International stocks haven’t done all that well, either. The


Vanguard Total International Stock ETF

(VXUS) is up about 4% so far this year.

Investors are more interested in U.S. growth stocks such as

Nvidia

(NVDA). The


Nasdaq Composite

is up about 27% year to date, helped by Nvidia shares, which have gained almost 200%.

That means the Vanguard fund offers investors a chance to zig when others are zagging.

Valuations add to the appeal. Stocks in the International Stock ETF trades for less than 13 times the earnings analysts expect for the coming 12 months. That is a small discount to the five-year average and far below the 26 times multiple for the


Nasdaq Composite.

International stocks’ discount to the Nasdaq is also a little larger than it has been historically.

The U.S. dollar is another favorable factor. It is much stronger than it was a few years ago. The U.S. Dollar Index (DXY), which measures the dollar against a basket of other currencies, is at about 103, up from about 91 before the Federal Reserve started raising interest rates in March 2022.

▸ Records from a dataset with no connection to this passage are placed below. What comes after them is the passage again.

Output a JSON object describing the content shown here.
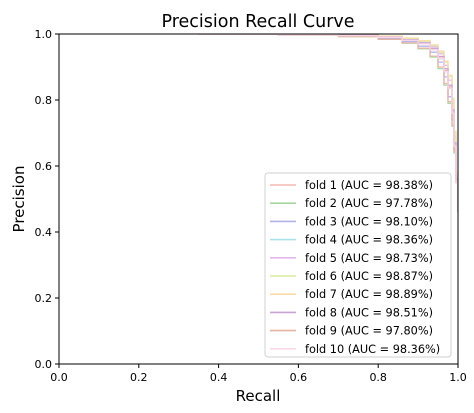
{
  "chart_data": {
    "type": "line",
    "title": "Precision Recall Curve",
    "xlabel": "Recall",
    "ylabel": "Precision",
    "xlim": [
      0.0,
      1.0
    ],
    "ylim": [
      0.0,
      1.0
    ],
    "xticks": [
      "0.0",
      "0.2",
      "0.4",
      "0.6",
      "0.8",
      "1.0"
    ],
    "yticks": [
      "0.0",
      "0.2",
      "0.4",
      "0.6",
      "0.8",
      "1.0"
    ],
    "grid": false,
    "legend_position": "lower-right",
    "series": [
      {
        "name": "fold 1 (AUC = 98.38%)",
        "color": "#f4b7b1",
        "x": [
          0.35,
          0.55,
          0.7,
          0.8,
          0.86,
          0.9,
          0.93,
          0.95,
          0.965,
          0.975,
          0.985,
          0.99,
          0.995,
          1.0
        ],
        "y": [
          0.999,
          0.998,
          0.995,
          0.99,
          0.982,
          0.972,
          0.955,
          0.93,
          0.89,
          0.84,
          0.76,
          0.66,
          0.55,
          0.46
        ]
      },
      {
        "name": "fold 2 (AUC = 97.78%)",
        "color": "#a6d9a0",
        "x": [
          0.35,
          0.55,
          0.7,
          0.8,
          0.86,
          0.9,
          0.93,
          0.95,
          0.965,
          0.975,
          0.985,
          0.99,
          0.995,
          1.0
        ],
        "y": [
          0.999,
          0.997,
          0.992,
          0.984,
          0.972,
          0.955,
          0.93,
          0.895,
          0.845,
          0.79,
          0.72,
          0.64,
          0.55,
          0.46
        ]
      },
      {
        "name": "fold 3 (AUC = 98.10%)",
        "color": "#b2b1ea",
        "x": [
          0.35,
          0.55,
          0.7,
          0.8,
          0.86,
          0.9,
          0.93,
          0.95,
          0.965,
          0.975,
          0.985,
          0.99,
          0.995,
          1.0
        ],
        "y": [
          0.999,
          0.998,
          0.994,
          0.987,
          0.977,
          0.963,
          0.945,
          0.915,
          0.87,
          0.81,
          0.74,
          0.65,
          0.55,
          0.46
        ]
      },
      {
        "name": "fold 4 (AUC = 98.36%)",
        "color": "#a9e2ea",
        "x": [
          0.35,
          0.55,
          0.7,
          0.8,
          0.86,
          0.9,
          0.93,
          0.95,
          0.965,
          0.975,
          0.985,
          0.99,
          0.995,
          1.0
        ],
        "y": [
          0.999,
          0.998,
          0.995,
          0.99,
          0.981,
          0.97,
          0.952,
          0.925,
          0.885,
          0.835,
          0.76,
          0.66,
          0.55,
          0.46
        ]
      },
      {
        "name": "fold 5 (AUC = 98.73%)",
        "color": "#e5b8ec",
        "x": [
          0.35,
          0.55,
          0.7,
          0.8,
          0.86,
          0.9,
          0.93,
          0.95,
          0.965,
          0.975,
          0.985,
          0.99,
          0.995,
          1.0
        ],
        "y": [
          0.999,
          0.999,
          0.996,
          0.992,
          0.985,
          0.976,
          0.962,
          0.94,
          0.905,
          0.86,
          0.79,
          0.69,
          0.57,
          0.46
        ]
      },
      {
        "name": "fold 6 (AUC = 98.87%)",
        "color": "#d8eba0",
        "x": [
          0.35,
          0.55,
          0.7,
          0.8,
          0.86,
          0.9,
          0.93,
          0.95,
          0.965,
          0.975,
          0.985,
          0.99,
          0.995,
          1.0
        ],
        "y": [
          0.999,
          0.999,
          0.997,
          0.993,
          0.987,
          0.978,
          0.965,
          0.945,
          0.915,
          0.87,
          0.8,
          0.7,
          0.58,
          0.46
        ]
      },
      {
        "name": "fold 7 (AUC = 98.89%)",
        "color": "#f9dcaa",
        "x": [
          0.35,
          0.55,
          0.7,
          0.8,
          0.86,
          0.9,
          0.93,
          0.95,
          0.965,
          0.975,
          0.985,
          0.99,
          0.995,
          1.0
        ],
        "y": [
          0.999,
          0.999,
          0.997,
          0.994,
          0.988,
          0.98,
          0.967,
          0.948,
          0.918,
          0.875,
          0.805,
          0.705,
          0.58,
          0.46
        ]
      },
      {
        "name": "fold 8 (AUC = 98.51%)",
        "color": "#c9a3d3",
        "x": [
          0.35,
          0.55,
          0.7,
          0.8,
          0.86,
          0.9,
          0.93,
          0.95,
          0.965,
          0.975,
          0.985,
          0.99,
          0.995,
          1.0
        ],
        "y": [
          0.999,
          0.998,
          0.996,
          0.991,
          0.983,
          0.973,
          0.957,
          0.932,
          0.895,
          0.845,
          0.77,
          0.67,
          0.56,
          0.46
        ]
      },
      {
        "name": "fold 9 (AUC = 97.80%)",
        "color": "#e8b3a3",
        "x": [
          0.35,
          0.55,
          0.7,
          0.8,
          0.86,
          0.9,
          0.93,
          0.95,
          0.965,
          0.975,
          0.985,
          0.99,
          0.995,
          1.0
        ],
        "y": [
          0.999,
          0.997,
          0.992,
          0.984,
          0.973,
          0.957,
          0.933,
          0.9,
          0.85,
          0.795,
          0.725,
          0.645,
          0.55,
          0.46
        ]
      },
      {
        "name": "fold 10 (AUC = 98.36%)",
        "color": "#fbd7ea",
        "x": [
          0.35,
          0.55,
          0.7,
          0.8,
          0.86,
          0.9,
          0.93,
          0.95,
          0.965,
          0.975,
          0.985,
          0.99,
          0.995,
          1.0
        ],
        "y": [
          0.999,
          0.998,
          0.995,
          0.99,
          0.981,
          0.97,
          0.952,
          0.926,
          0.886,
          0.836,
          0.76,
          0.66,
          0.55,
          0.46
        ]
      }
    ]
  }
}
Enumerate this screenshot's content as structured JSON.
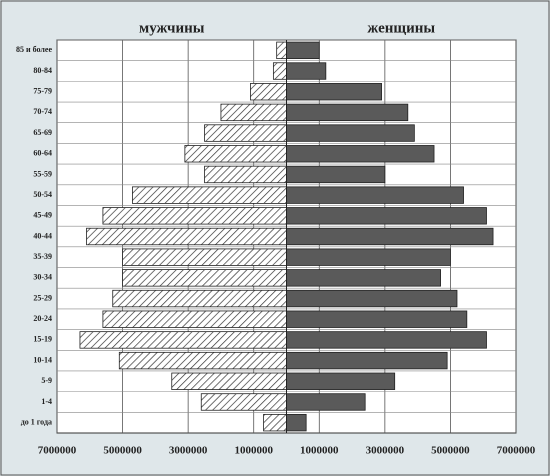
{
  "chart_data": {
    "type": "pyramid",
    "categories": [
      "до 1 года",
      "1-4",
      "5-9",
      "10-14",
      "15-19",
      "20-24",
      "25-29",
      "30-34",
      "35-39",
      "40-44",
      "45-49",
      "50-54",
      "55-59",
      "60-64",
      "65-69",
      "70-74",
      "75-79",
      "80-84",
      "85 и более"
    ],
    "series": [
      {
        "name": "мужчины",
        "color": "#ffffff",
        "hatch": true,
        "values": [
          -700000,
          -2600000,
          -3500000,
          -5100000,
          -6300000,
          -5600000,
          -5300000,
          -5000000,
          -5000000,
          -6100000,
          -5600000,
          -4700000,
          -2500000,
          -3100000,
          -2500000,
          -2000000,
          -1100000,
          -400000,
          -300000
        ]
      },
      {
        "name": "женщины",
        "color": "#5a5a5a",
        "hatch": false,
        "values": [
          600000,
          2400000,
          3300000,
          4900000,
          6100000,
          5500000,
          5200000,
          4700000,
          5000000,
          6300000,
          6100000,
          5400000,
          3000000,
          4500000,
          3900000,
          3700000,
          2900000,
          1200000,
          1000000
        ]
      }
    ],
    "xlim": [
      -7000000,
      7000000
    ],
    "xticks": [
      {
        "value": -7000000,
        "label": "7000000"
      },
      {
        "value": -5000000,
        "label": "5000000"
      },
      {
        "value": -3000000,
        "label": "3000000"
      },
      {
        "value": -1000000,
        "label": "1000000"
      },
      1000000,
      3000000,
      5000000,
      7000000
    ],
    "grid": true
  }
}
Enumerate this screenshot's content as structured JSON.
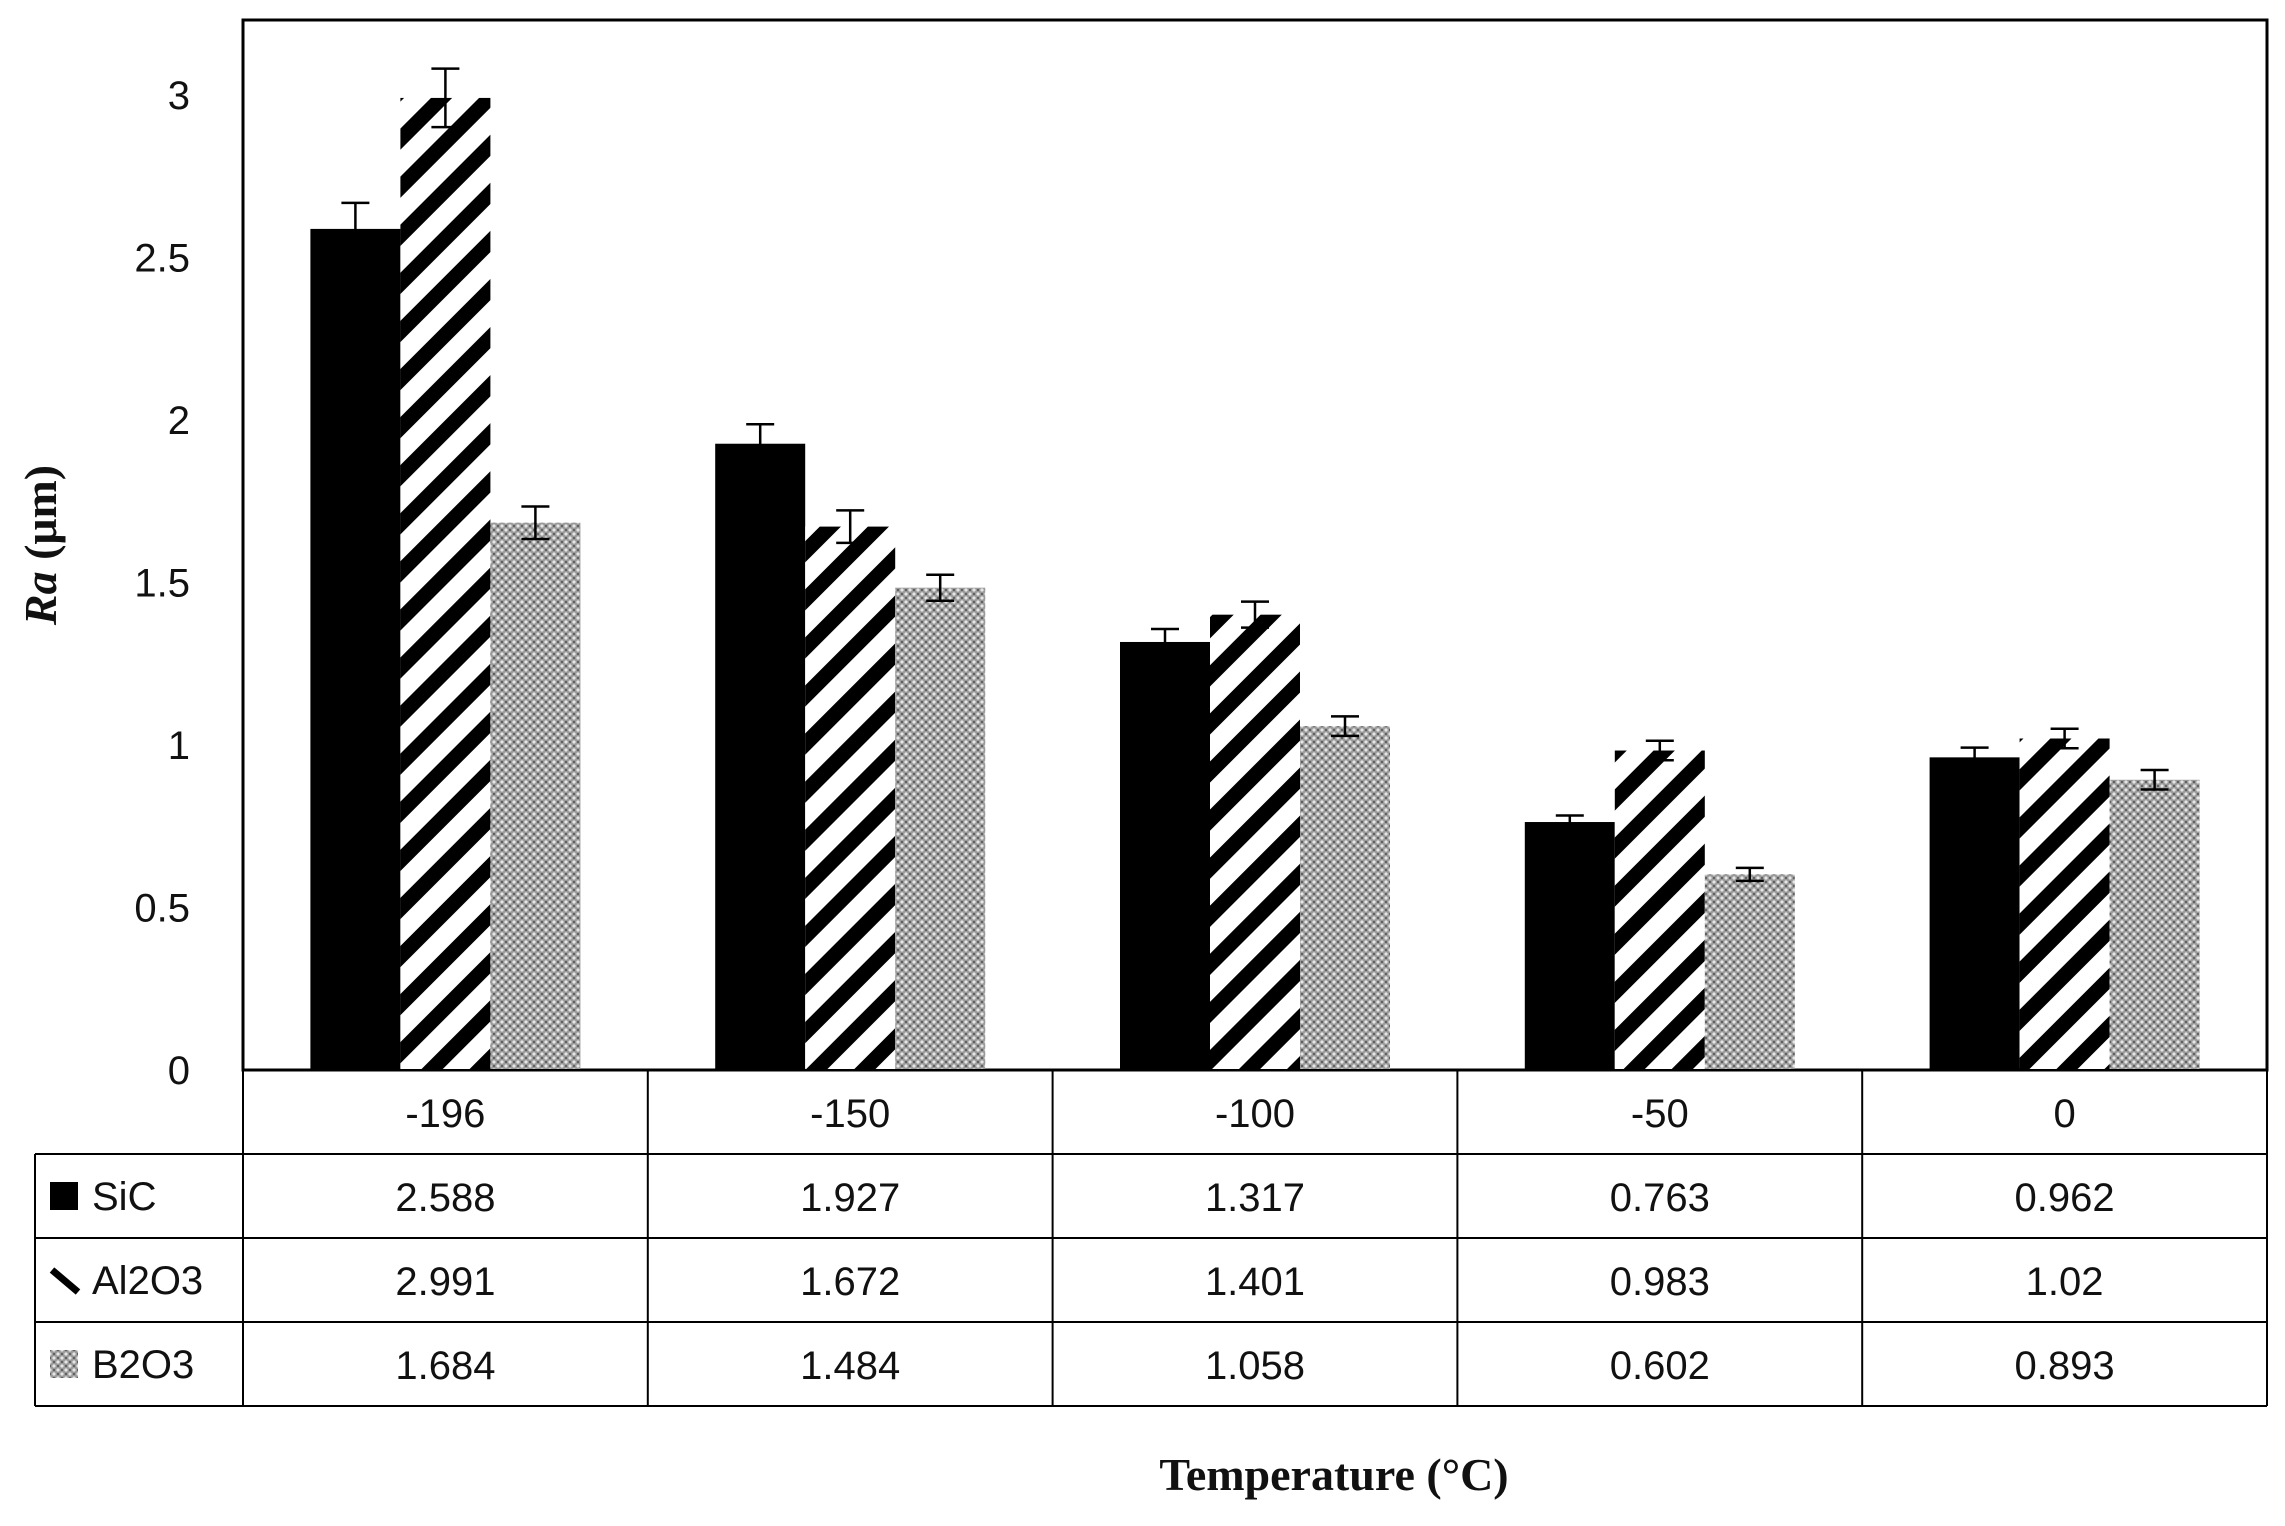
{
  "chart_data": {
    "type": "bar",
    "title": "",
    "xlabel": "Temperature (°C)",
    "ylabel_italic": "Ra",
    "ylabel_unit": " (μm)",
    "ylim": [
      0,
      3
    ],
    "yticks": [
      "0",
      "0.5",
      "1",
      "1.5",
      "2",
      "2.5",
      "3"
    ],
    "ytick_values": [
      0,
      0.5,
      1,
      1.5,
      2,
      2.5,
      3
    ],
    "categories": [
      "-196",
      "-150",
      "-100",
      "-50",
      "0"
    ],
    "grid": false,
    "legend": "data-table",
    "error_bars": true,
    "series": [
      {
        "name": "SiC",
        "pattern": "solid",
        "color": "#000000",
        "values": [
          2.588,
          1.927,
          1.317,
          0.763,
          0.962
        ],
        "labels": [
          "2.588",
          "1.927",
          "1.317",
          "0.763",
          "0.962"
        ],
        "errors": [
          0.08,
          0.06,
          0.04,
          0.02,
          0.03
        ]
      },
      {
        "name": "Al2O3",
        "pattern": "diagonal-stripes",
        "color": "#000000",
        "values": [
          2.991,
          1.672,
          1.401,
          0.983,
          1.02
        ],
        "labels": [
          "2.991",
          "1.672",
          "1.401",
          "0.983",
          "1.02"
        ],
        "errors": [
          0.09,
          0.05,
          0.04,
          0.03,
          0.03
        ]
      },
      {
        "name": "B2O3",
        "pattern": "dotted-grey",
        "color": "#8a8a8a",
        "values": [
          1.684,
          1.484,
          1.058,
          0.602,
          0.893
        ],
        "labels": [
          "1.684",
          "1.484",
          "1.058",
          "0.602",
          "0.893"
        ],
        "errors": [
          0.05,
          0.04,
          0.03,
          0.02,
          0.03
        ]
      }
    ]
  }
}
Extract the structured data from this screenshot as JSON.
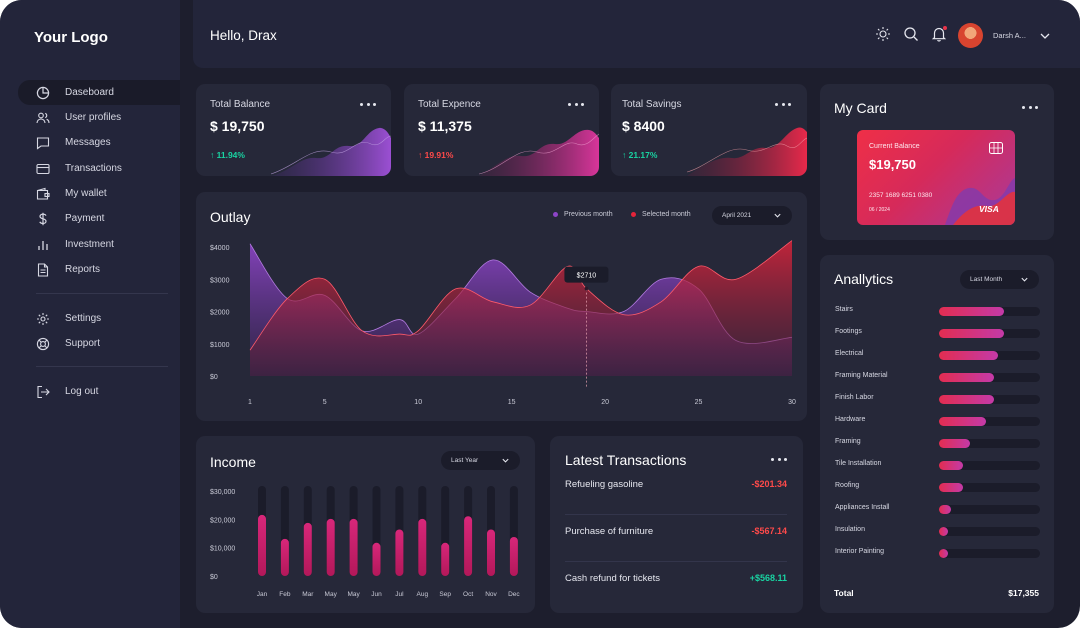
{
  "app": {
    "logo": "Your Logo"
  },
  "header": {
    "greeting": "Hello, Drax",
    "user_name": "Darsh A..."
  },
  "sidebar": {
    "items": [
      {
        "label": "Daseboard",
        "icon": "pie-chart-icon",
        "active": true
      },
      {
        "label": "User profiles",
        "icon": "users-icon"
      },
      {
        "label": "Messages",
        "icon": "message-icon"
      },
      {
        "label": "Transactions",
        "icon": "credit-card-icon"
      },
      {
        "label": "My wallet",
        "icon": "wallet-icon"
      },
      {
        "label": "Payment",
        "icon": "dollar-icon"
      },
      {
        "label": "Investment",
        "icon": "bar-chart-icon"
      },
      {
        "label": "Reports",
        "icon": "file-icon"
      }
    ],
    "settings": [
      {
        "label": "Settings",
        "icon": "gear-icon"
      },
      {
        "label": "Support",
        "icon": "lifebuoy-icon"
      }
    ],
    "logout": {
      "label": "Log out",
      "icon": "logout-icon"
    }
  },
  "stats": [
    {
      "title": "Total Balance",
      "value": "$ 19,750",
      "change": "↑ 11.94%",
      "direction": "up",
      "color": "#19d3a2"
    },
    {
      "title": "Total Expence",
      "value": "$ 11,375",
      "change": "↑ 19.91%",
      "direction": "up",
      "color": "#ff4a4a"
    },
    {
      "title": "Total Savings",
      "value": "$ 8400",
      "change": "↑ 21.17%",
      "direction": "up",
      "color": "#19d3a2"
    }
  ],
  "outlay": {
    "title": "Outlay",
    "legend_previous": "Previous month",
    "legend_selected": "Selected month",
    "period": "April 2021",
    "tooltip": "$2710"
  },
  "income": {
    "title": "Income",
    "period": "Last Year"
  },
  "my_card": {
    "title": "My Card",
    "label": "Current Balance",
    "balance": "$19,750",
    "number": "2357 1689 6251 0380",
    "expiry": "06 / 2024",
    "brand": "VISA"
  },
  "analytics": {
    "title": "Anallytics",
    "period": "Last Month",
    "total_label": "Total",
    "total_value": "$17,355"
  },
  "transactions": {
    "title": "Latest Transactions",
    "items": [
      {
        "name": "Refueling gasoline",
        "amount": "-$201.34",
        "color": "#ff4a4a"
      },
      {
        "name": "Purchase of furniture",
        "amount": "-$567.14",
        "color": "#ff4a4a"
      },
      {
        "name": "Cash refund for tickets",
        "amount": "+$568.11",
        "color": "#19d3a2"
      }
    ]
  },
  "chart_data": [
    {
      "type": "area",
      "title": "Outlay",
      "x": [
        1,
        3,
        5,
        7,
        9,
        10,
        12,
        14,
        16,
        18,
        19,
        21,
        23,
        25,
        27,
        30
      ],
      "x_ticks": [
        1,
        5,
        10,
        15,
        20,
        25,
        30
      ],
      "y_ticks": [
        "$4000",
        "$3000",
        "$2000",
        "$1000",
        "$0"
      ],
      "ylim": [
        0,
        4000
      ],
      "series": [
        {
          "name": "Previous month",
          "color": "#8d45c8",
          "values": [
            4100,
            2400,
            2500,
            1400,
            1750,
            1300,
            2400,
            3600,
            2600,
            2100,
            2000,
            2000,
            3000,
            2700,
            1100,
            1200
          ]
        },
        {
          "name": "Selected month",
          "color": "#e5243a",
          "values": [
            800,
            2400,
            3000,
            1400,
            1300,
            1400,
            2700,
            2300,
            2200,
            3400,
            2710,
            1900,
            2300,
            3400,
            3000,
            4300
          ]
        }
      ]
    },
    {
      "type": "bar",
      "title": "Income",
      "categories": [
        "Jan",
        "Feb",
        "Mar",
        "May",
        "May",
        "Jun",
        "Jul",
        "Aug",
        "Sep",
        "Oct",
        "Nov",
        "Dec"
      ],
      "y_ticks": [
        "$30,000",
        "$20,000",
        "$10,000",
        "$0"
      ],
      "ylim": [
        0,
        32000
      ],
      "values": [
        23000,
        14000,
        20000,
        21500,
        21500,
        12500,
        17500,
        21500,
        12500,
        22500,
        17500,
        14700
      ]
    },
    {
      "type": "bar",
      "title": "Anallytics",
      "orientation": "horizontal",
      "categories": [
        "Stairs",
        "Footings",
        "Electrical",
        "Framing Material",
        "Finish Labor",
        "Hardware",
        "Framing",
        "Tile Installation",
        "Roofing",
        "Appliances Install",
        "Insulation",
        "Interior Painting"
      ],
      "values": [
        0.64,
        0.64,
        0.58,
        0.54,
        0.54,
        0.47,
        0.31,
        0.24,
        0.24,
        0.12,
        0.09,
        0.08
      ]
    }
  ]
}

Higher rates, or rates rising faster, in one country versus another can be a reason for currency values to change. Investors have to hold local currency to buy assets yielding higher rates. With the Fed rate-hike cycle nearing an end, foreign currencies could strengthen, making dividends paid in foreign currencies more valuable.

Vanguard said it doesn’t consider such factors when it launches products. “Vanguard’s approach to product development is grounded in offering funds that provide long-term, enduring investment merit throughout market cycles,” a spokesperson said via email. “We don’t time product launches around relative market valuations. We believe low-cost active strategies that rely upon an enduring and repeatable investment process are best suited to add value by offering investors the opportunity to outperform the markets.

Avoiding market timing is sound advice. It is also always a good idea to diversify. That can mean diversity across countries, asset classes, and even in terms of growth versus dividend-paying stocks. Growth stocks are great now, but investors shouldn’t forget that dividends account for roughly 40% of total stock returns over the long run.